Survivor of Khmer Rouge terror to speak at Fairfield University Convocation

Survivor of Khmer Rouge terror to speak at Fairfield University Convocation

Author Loung Ung, a survivor of Pol Pot's genocidal regime in Cambodia during the 1970s, will speak at Fairfield University's annual Fall Convocation, to be held Friday, Sept. 7 at 3:30 p.m. on Bellarmine Lawn.

In her first book, "First They Killed My Father," Ung recalls a happy and comfortable early childhood as one of seven children born to a government official and his wife. Then the Khmer Rouge entered Phnom Penh in 1975 and her family was forced to disperse in order to survive. Ung was originally sent to a work camp with several of her brothers and sisters, but by eight years old, "I was an orphan so lost, hurt and full of rage that I was pulled out of the children's work camp and placed in a child-soldier's training camp."

The Convocation is particularly geared to students in the incoming Class of 2011, who each received a copy of Ung's latest book, "Lucky Child," to read over the summer. They, along with faculty and other students, have been invited to discuss their reactions to the book on a Fairfield University blog hosted by the DiMenna-Nyselius Library. Entitled, Your Voice Counts @ Fairfield U (http://libraryfairfieldu.typepad.com/your_voice_counts_2007/), the blog is one of several activities that make up their orientation program. One student, Josh Kenney, writing for the blog, said he found Loung Ung's sister, Chou, remarkable for enduring the aftermath of the Khymer Rouge without a mother or father.

In "Lucky Child," Ung outlines her experience as a Cambodian refugee in the United States. As she details her adjustment to life in America, she describes the devastating memories that haunt her, and her subsequent struggles with anger, guilt, fear, and sadness. She also gives voice to her beloved older sister, Chou, whose life could so easily have been hers. Throughout, Ung struggles to reconcile her luck at coming to the United States with her guilt at having left her sister and three surviving siblings to carry on in post-war Cambodia.

"It would be 15 years before I would be reunited with my sister again in 1995," she writes. "Fifteen years of her living in a squalid village with no electricity or running water. Fifteen years of me in the United States living the American dream. It is my obsession with those 15 years that has taken me back to Cambodia over 20 times."
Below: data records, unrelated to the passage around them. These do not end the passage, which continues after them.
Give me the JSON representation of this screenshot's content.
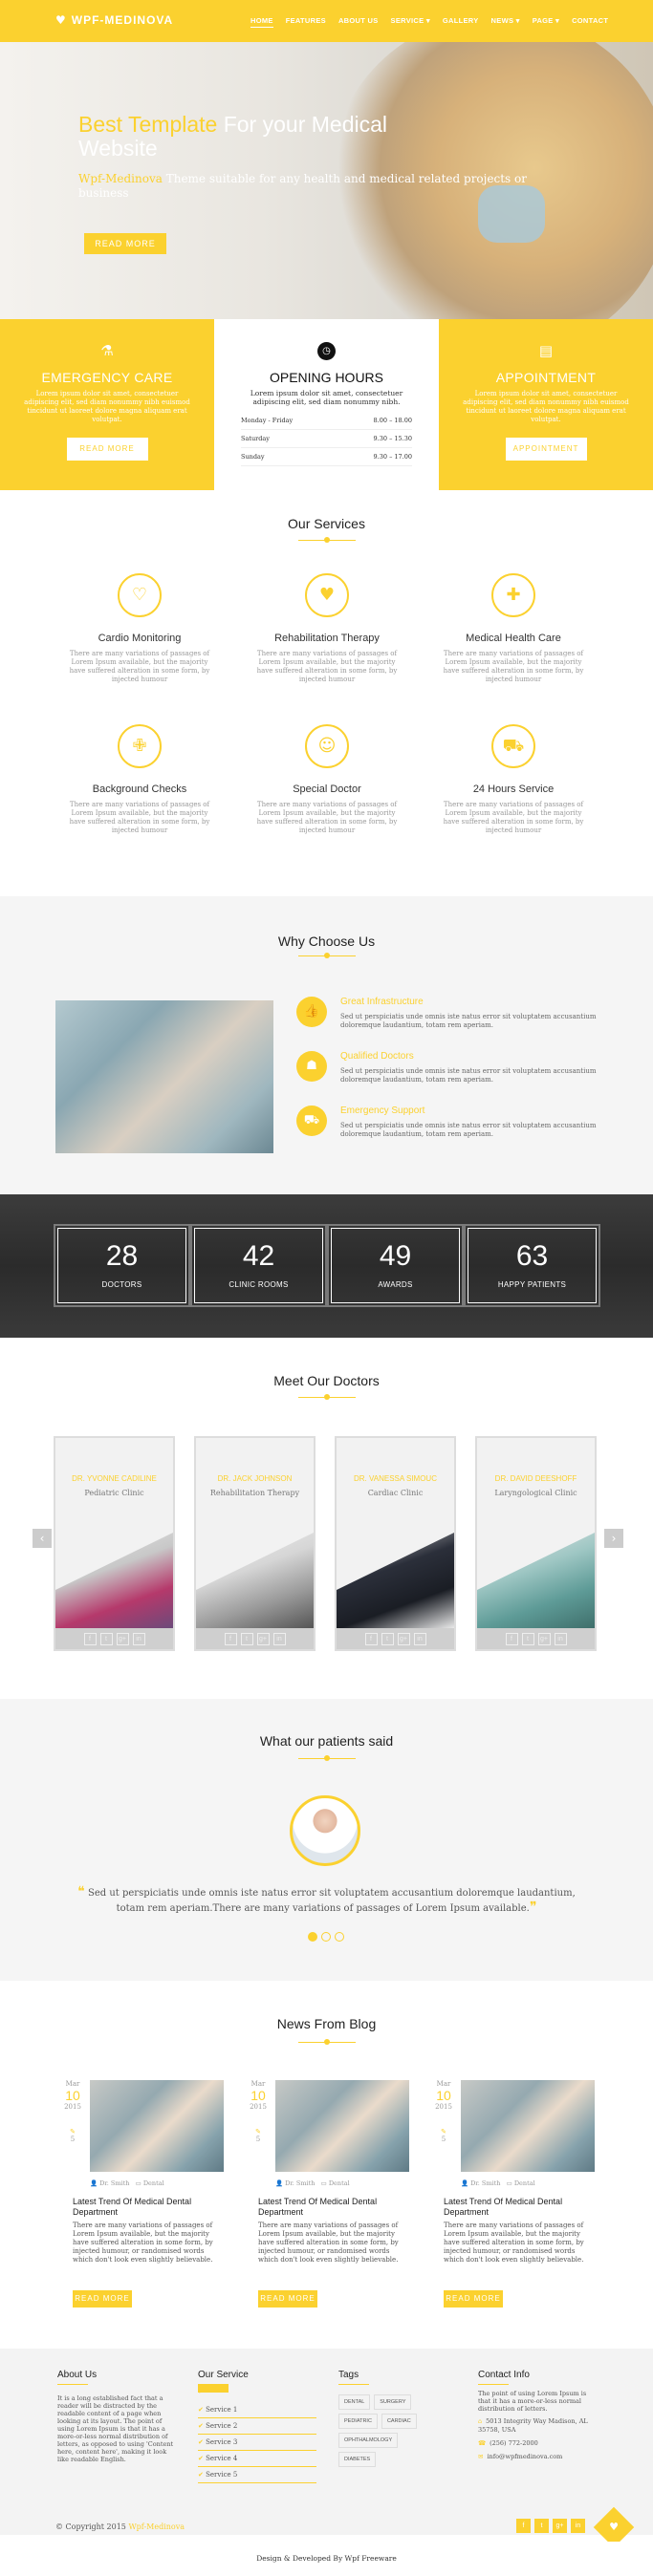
{
  "header": {
    "logo": "WPF-MEDINOVA",
    "nav": [
      "HOME",
      "FEATURES",
      "ABOUT US",
      "SERVICE ▾",
      "GALLERY",
      "NEWS ▾",
      "PAGE ▾",
      "CONTACT"
    ]
  },
  "hero": {
    "title_accent": "Best Template",
    "title_rest": " For your Medical",
    "title_line2": "Website",
    "sub_accent": "Wpf-Medinova",
    "sub_rest": " Theme suitable for any health and medical related projects or business",
    "button": "READ MORE"
  },
  "emergency": {
    "title": "EMERGENCY CARE",
    "text": "Lorem ipsum dolor sit amet, consectetuer adipiscing elit, sed diam nonummy nibh euismod tincidunt ut laoreet dolore magna aliquam erat volutpat.",
    "button": "READ MORE"
  },
  "hours": {
    "title": "OPENING HOURS",
    "text": "Lorem ipsum dolor sit amet, consectetuer adipiscing elit, sed diam nonummy nibh.",
    "rows": [
      {
        "day": "Monday - Friday",
        "time": "8.00 – 18.00"
      },
      {
        "day": "Saturday",
        "time": "9.30 – 15.30"
      },
      {
        "day": "Sunday",
        "time": "9.30 – 17.00"
      }
    ]
  },
  "appointment": {
    "title": "APPOINTMENT",
    "text": "Lorem ipsum dolor sit amet, consectetuer adipiscing elit, sed diam nonummy nibh euismod tincidunt ut laoreet dolore magna aliquam erat volutpat.",
    "button": "APPOINTMENT"
  },
  "services": {
    "title": "Our Services",
    "items": [
      {
        "name": "Cardio Monitoring",
        "text": "There are many variations of passages of Lorem Ipsum available, but the majority have suffered alteration in some form, by injected humour"
      },
      {
        "name": "Rehabilitation Therapy",
        "text": "There are many variations of passages of Lorem Ipsum available, but the majority have suffered alteration in some form, by injected humour"
      },
      {
        "name": "Medical Health Care",
        "text": "There are many variations of passages of Lorem Ipsum available, but the majority have suffered alteration in some form, by injected humour"
      },
      {
        "name": "Background Checks",
        "text": "There are many variations of passages of Lorem Ipsum available, but the majority have suffered alteration in some form, by injected humour"
      },
      {
        "name": "Special Doctor",
        "text": "There are many variations of passages of Lorem Ipsum available, but the majority have suffered alteration in some form, by injected humour"
      },
      {
        "name": "24 Hours Service",
        "text": "There are many variations of passages of Lorem Ipsum available, but the majority have suffered alteration in some form, by injected humour"
      }
    ]
  },
  "why": {
    "title": "Why Choose Us",
    "items": [
      {
        "title": "Great Infrastructure",
        "text": "Sed ut perspiciatis unde omnis iste natus error sit voluptatem accusantium doloremque laudantium, totam rem aperiam."
      },
      {
        "title": "Qualified Doctors",
        "text": "Sed ut perspiciatis unde omnis iste natus error sit voluptatem accusantium doloremque laudantium, totam rem aperiam."
      },
      {
        "title": "Emergency Support",
        "text": "Sed ut perspiciatis unde omnis iste natus error sit voluptatem accusantium doloremque laudantium, totam rem aperiam."
      }
    ]
  },
  "stats": [
    {
      "num": "28",
      "label": "DOCTORS"
    },
    {
      "num": "42",
      "label": "CLINIC ROOMS"
    },
    {
      "num": "49",
      "label": "AWARDS"
    },
    {
      "num": "63",
      "label": "HAPPY PATIENTS"
    }
  ],
  "doctors": {
    "title": "Meet Our Doctors",
    "items": [
      {
        "name": "DR. YVONNE CADILINE",
        "spec": "Pediatric Clinic"
      },
      {
        "name": "DR. JACK JOHNSON",
        "spec": "Rehabilitation Therapy"
      },
      {
        "name": "DR. VANESSA SIMOUC",
        "spec": "Cardiac Clinic"
      },
      {
        "name": "DR. DAVID DEESHOFF",
        "spec": "Laryngological Clinic"
      }
    ],
    "social": [
      "f",
      "t",
      "g+",
      "in"
    ]
  },
  "testimonials": {
    "title": "What our patients said",
    "quote": "Sed ut perspiciatis unde omnis iste natus error sit voluptatem accusantium doloremque laudantium, totam rem aperiam.There are many variations of passages of Lorem Ipsum available."
  },
  "blog": {
    "title": "News From Blog",
    "posts": [
      {
        "month": "Mar",
        "day": "10",
        "year": "2015",
        "comments": "5",
        "author": "Dr. Smith",
        "cat": "Dental",
        "title": "Latest Trend Of Medical Dental Department",
        "text": "There are many variations of passages of Lorem Ipsum available, but the majority have suffered alteration in some form, by injected humour, or randomised words which don't look even slightly believable.",
        "button": "READ MORE"
      },
      {
        "month": "Mar",
        "day": "10",
        "year": "2015",
        "comments": "5",
        "author": "Dr. Smith",
        "cat": "Dental",
        "title": "Latest Trend Of Medical Dental Department",
        "text": "There are many variations of passages of Lorem Ipsum available, but the majority have suffered alteration in some form, by injected humour, or randomised words which don't look even slightly believable.",
        "button": "READ MORE"
      },
      {
        "month": "Mar",
        "day": "10",
        "year": "2015",
        "comments": "5",
        "author": "Dr. Smith",
        "cat": "Dental",
        "title": "Latest Trend Of Medical Dental Department",
        "text": "There are many variations of passages of Lorem Ipsum available, but the majority have suffered alteration in some form, by injected humour, or randomised words which don't look even slightly believable.",
        "button": "READ MORE"
      }
    ]
  },
  "footer": {
    "about_title": "About Us",
    "about_text": "It is a long established fact that a reader will be distracted by the readable content of a page when looking at its layout. The point of using Lorem Ipsum is that it has a more-or-less normal distribution of letters, as opposed to using 'Content here, content here', making it look like readable English.",
    "service_title": "Our Service",
    "services": [
      "Service 1",
      "Service 2",
      "Service 3",
      "Service 4",
      "Service 5"
    ],
    "tags_title": "Tags",
    "tags": [
      "DENTAL",
      "SURGERY",
      "PEDIATRIC",
      "CARDIAC",
      "OPHTHALMOLOGY",
      "DIABETES"
    ],
    "contact_title": "Contact Info",
    "contact_text": "The point of using Lorem Ipsum is that it has a more-or-less normal distribution of letters.",
    "address": "5013 Integrity Way Madison, AL 35758, USA",
    "phone": "(256) 772-2000",
    "email": "info@wpfmedinova.com",
    "copyright": "© Copyright 2015",
    "copyright_brand": "Wpf-Medinova",
    "social": [
      "f",
      "t",
      "g+",
      "in"
    ],
    "credit": "Design & Developed By Wpf Freeware"
  }
}
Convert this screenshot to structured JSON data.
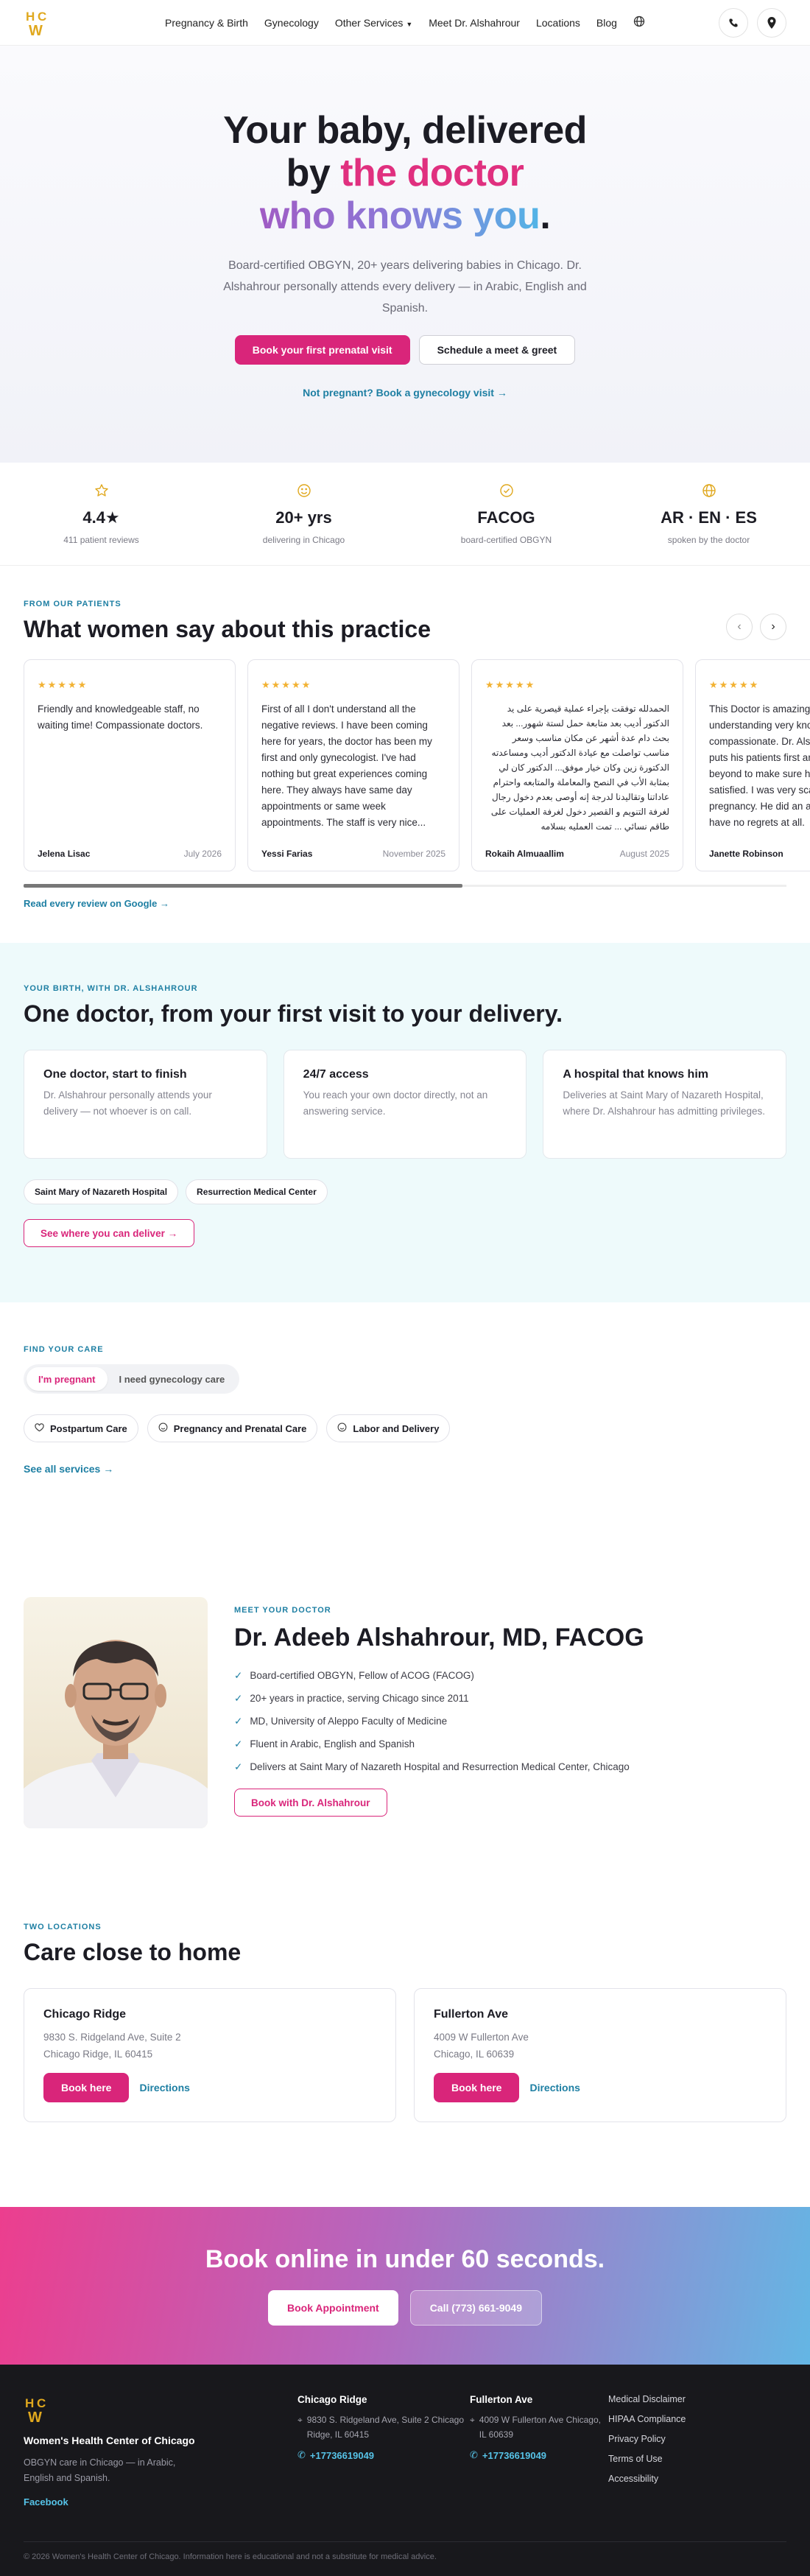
{
  "nav": {
    "links": [
      "Pregnancy & Birth",
      "Gynecology",
      "Other Services",
      "Meet Dr. Alshahrour",
      "Locations",
      "Blog"
    ]
  },
  "hero": {
    "line1": "Your baby, delivered",
    "line2_a": "by ",
    "line2_b": "the doctor",
    "line3": "who knows you",
    "period": ".",
    "subtitle": "Board-certified OBGYN, 20+ years delivering babies in Chicago. Dr. Alshahrour personally attends every delivery — in Arabic, English and Spanish.",
    "primary_btn": "Book your first prenatal visit",
    "secondary_btn": "Schedule a meet & greet",
    "gyn_link": "Not pregnant? Book a gynecology visit →"
  },
  "stats": [
    {
      "value": "4.4★",
      "label": "411 patient reviews",
      "icon": "star-icon"
    },
    {
      "value": "20+ yrs",
      "label": "delivering in Chicago",
      "icon": "smile-icon"
    },
    {
      "value": "FACOG",
      "label": "board-certified OBGYN",
      "icon": "badge-check-icon"
    },
    {
      "value": "AR · EN · ES",
      "label": "spoken by the doctor",
      "icon": "globe-icon"
    }
  ],
  "reviews": {
    "eyebrow": "FROM OUR PATIENTS",
    "title": "What women say about this practice",
    "google_link": "Read every review on Google →",
    "items": [
      {
        "stars": "★★★★★",
        "text": "Friendly and knowledgeable staff, no waiting time! Compassionate doctors.",
        "name": "Jelena Lisac",
        "date": "July 2026",
        "rtl": false
      },
      {
        "stars": "★★★★★",
        "text": "First of all I don't understand all the negative reviews. I have been coming here for years, the doctor has been my first and only gynecologist. I've had nothing but great experiences coming here. They always have same day appointments or same week appointments. The staff is very nice...",
        "name": "Yessi Farias",
        "date": "November 2025",
        "rtl": false
      },
      {
        "stars": "★★★★★",
        "text": "الحمدلله توفقت بإجراء عملية قيصرية على يد الدكتور أديب بعد متابعة حمل لستة شهور... بعد بحث دام عدة أشهر عن مكان مناسب وسعر مناسب تواصلت مع عيادة الدكتور أديب ومساعدته الدكتورة زين وكان خيار موفق... الدكتور كان لي بمثابة الأب في النصح والمعاملة والمتابعه واحترام عاداتنا وتقاليدنا لدرجة إنه أوصى بعدم دخول رجال لغرفة التنويم و القصير دخول لغرفة العمليات على طاقم نسائي ... تمت العمليه بسلامه",
        "name": "Rokaih Almuaallim",
        "date": "August 2025",
        "rtl": true
      },
      {
        "stars": "★★★★★",
        "text": "This Doctor is amazing, very understanding very knowledgeable, very compassionate. Dr. Alshahrour always puts his patients first and will go far beyond to make sure his patients are satisfied. I was very scared of my pregnancy. He did an amazing job and I have no regrets at all.",
        "name": "Janette Robinson",
        "date": "",
        "rtl": false
      }
    ]
  },
  "delivery": {
    "eyebrow": "YOUR BIRTH, WITH DR. ALSHAHROUR",
    "title": "One doctor, from your first visit to your delivery.",
    "features": [
      {
        "title": "One doctor, start to finish",
        "text": "Dr. Alshahrour personally attends your delivery — not whoever is on call."
      },
      {
        "title": "24/7 access",
        "text": "You reach your own doctor directly, not an answering service."
      },
      {
        "title": "A hospital that knows him",
        "text": "Deliveries at Saint Mary of Nazareth Hospital, where Dr. Alshahrour has admitting privileges."
      }
    ],
    "hospitals": [
      "Saint Mary of Nazareth Hospital",
      "Resurrection Medical Center"
    ],
    "cta": "See where you can deliver →"
  },
  "findcare": {
    "eyebrow": "FIND YOUR CARE",
    "tabs": [
      "I'm pregnant",
      "I need gynecology care"
    ],
    "services": [
      {
        "label": "Postpartum Care",
        "icon": "heart-icon"
      },
      {
        "label": "Pregnancy and Prenatal Care",
        "icon": "smile-icon"
      },
      {
        "label": "Labor and Delivery",
        "icon": "smile-icon"
      }
    ],
    "all_link": "See all services →"
  },
  "doctor": {
    "eyebrow": "MEET YOUR DOCTOR",
    "name": "Dr. Adeeb Alshahrour, MD, FACOG",
    "points": [
      "Board-certified OBGYN, Fellow of ACOG (FACOG)",
      "20+ years in practice, serving Chicago since 2011",
      "MD, University of Aleppo Faculty of Medicine",
      "Fluent in Arabic, English and Spanish",
      "Delivers at Saint Mary of Nazareth Hospital and Resurrection Medical Center, Chicago"
    ],
    "cta": "Book with Dr. Alshahrour"
  },
  "locations": {
    "eyebrow": "TWO LOCATIONS",
    "title": "Care close to home",
    "items": [
      {
        "name": "Chicago Ridge",
        "addr1": "9830 S. Ridgeland Ave, Suite 2",
        "addr2": "Chicago Ridge, IL 60415",
        "book": "Book here",
        "dir": "Directions"
      },
      {
        "name": "Fullerton Ave",
        "addr1": "4009 W Fullerton Ave",
        "addr2": "Chicago, IL 60639",
        "book": "Book here",
        "dir": "Directions"
      }
    ]
  },
  "cta": {
    "title": "Book online in under 60 seconds.",
    "book": "Book Appointment",
    "call": "Call (773) 661-9049"
  },
  "footer": {
    "brand": "Women's Health Center of Chicago",
    "tagline": "OBGYN care in Chicago — in Arabic, English and Spanish.",
    "facebook": "Facebook",
    "col1": {
      "title": "Chicago Ridge",
      "addr": "9830 S. Ridgeland Ave, Suite 2 Chicago Ridge, IL 60415",
      "phone": "+17736619049"
    },
    "col2": {
      "title": "Fullerton Ave",
      "addr": "4009 W Fullerton Ave Chicago, IL 60639",
      "phone": "+17736619049"
    },
    "links": [
      "Medical Disclaimer",
      "HIPAA Compliance",
      "Privacy Policy",
      "Terms of Use",
      "Accessibility"
    ],
    "copyright": "© 2026 Women's Health Center of Chicago. Information here is educational and not a substitute for medical advice."
  },
  "colors": {
    "accent": "#d9257a",
    "teal": "#1e7fa3",
    "star": "#f2b233"
  }
}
In a letter to the Class of 2011, Dean of Freshmen Debnam Chappell, Ph.D., reminded students that one of Fairfield's goals is to foster a sense of social responsibility. "The Jesuit mission encourages a person's use of knowledge in the service of others, especially those who are less fortunate, as well as the commitment to social justice and social change when problems exist," she said.